A implantação de 16 cozinhas comunitárias pelo Governo do Estado no território Piemonte da Diamantina tem mudado a realidade de centenas de mulheres e de suas famílias. Nessas pequenas agroindústrias, agricultoras familiares produzem derivados de mandioca, produtos da avicultura e alimentos preparados com frutas, verduras e hortaliças. A produção é comercializada nas próprias comunidades, em supermercados, feiras livres e também por meio do Programa de Aquisição de Alimentos (PAA) e do Programa Nacional de Alimentação Escolar (PNAE).
Os empreendimentos foram viabilizados pela Companhia de Desenvolvimento e Ação Regional (CAR), empresa pública vinculada à Secretaria de Desenvolvimento Rural da Bahia (SDR), e trouxeram novas perspectivas de futuro para essas agricultoras.
Doralice Alves mora na comunidade quilombola de Várzea Queimada, no município de Caém, e integra o Grupo Produtivo de Mulheres Delícias da Tia Likinha. Mãe solo, ela sustenta a casa e as duas filhas com a venda de avoadores, beijus, pães e sequilhos produzidos na cozinha comunitária.
“Com esse dinheiro, este ano eu pude comprar material escolar de mais qualidade para minhas filhas. Comprei até uma moto, agora saio para os lugares que quero e participo das coisas! Meu plano é comprar um carro para termos mais conforto, porque minhas filhas merecem e eu também”, afirma.
Além da cozinha comunitária, o quilombo de Várzea Queimada também conquistou uma Agroindústria de Processamento da Mandioca, onde é produzida farinha e extraída a fécula utilizada nas receitas das mulheres.
“Depois da chegada da unidade e da cozinha comunitária, mudou tudo aqui no quilombo. A gente quer avançar e melhorar ainda mais nossas condições de vida. Eu mesma adquiri muitas coisas e recentemente comprei um celular novo! Sem falar na minha autoestima, hoje sou outra mulher”, ressalta Janailde de Jesus.
A comunidade de Várzea Dantas, também localizada em Caém, recebeu uma das cozinhas comunitárias e a produção do grupo Delícias do Sertão segue em pleno funcionamento. As mulheres ampliaram suas rendas e conquistaram mais autonomia.

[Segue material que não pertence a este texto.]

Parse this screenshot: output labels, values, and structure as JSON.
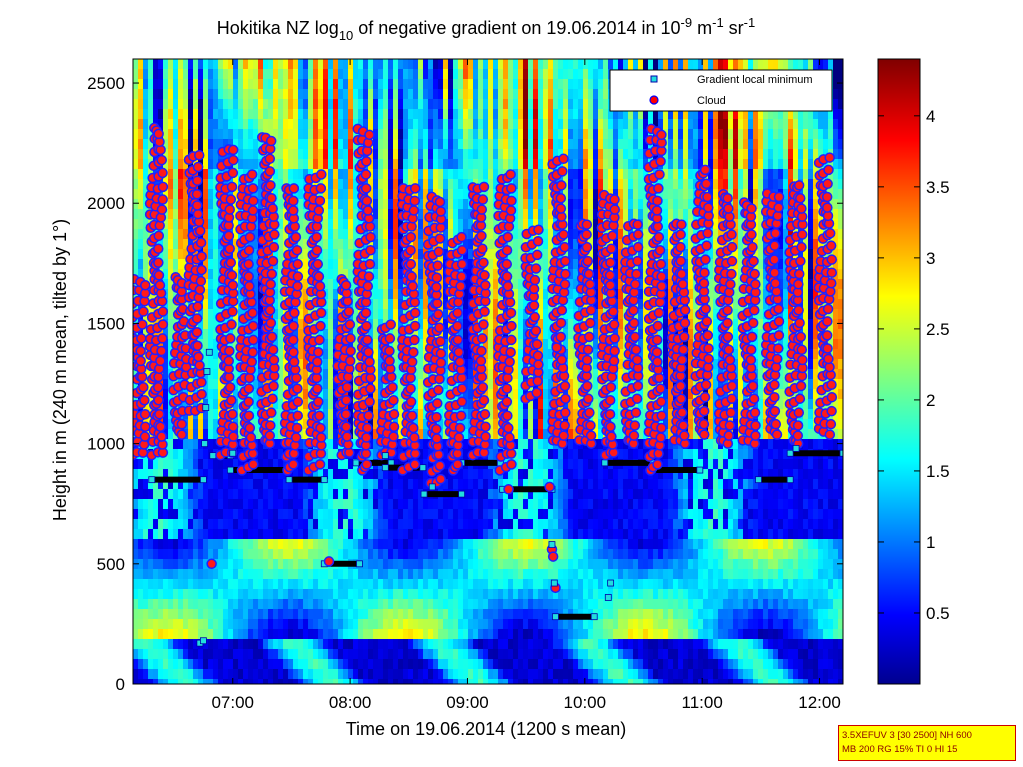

“Eu conquistei minha independência financeira. Hoje contribuo com meu marido no pagamento das contas de casa e já estou planejando o enxoval do meu primeiro filho, que será comprado com os recursos da cozinha. Deus é bom. Ele nos deu essa cozinha e hoje podemos levantar a bandeira e dizer: ‘nós, mulheres da comunidade de Várzea Dantas, temos nossa independência financeira’”, comemora Lindaci Bispo.
Além da construção das cozinhas, os investimentos do Governo do Estado incluíram a aquisição de equipamentos e utensílios, capacitações, desenvolvimento da identidade visual dos grupos produtivos e serviços de Assistência Técnica e Extensão Rural (Ater), fortalecendo a organização produtiva das comunidades.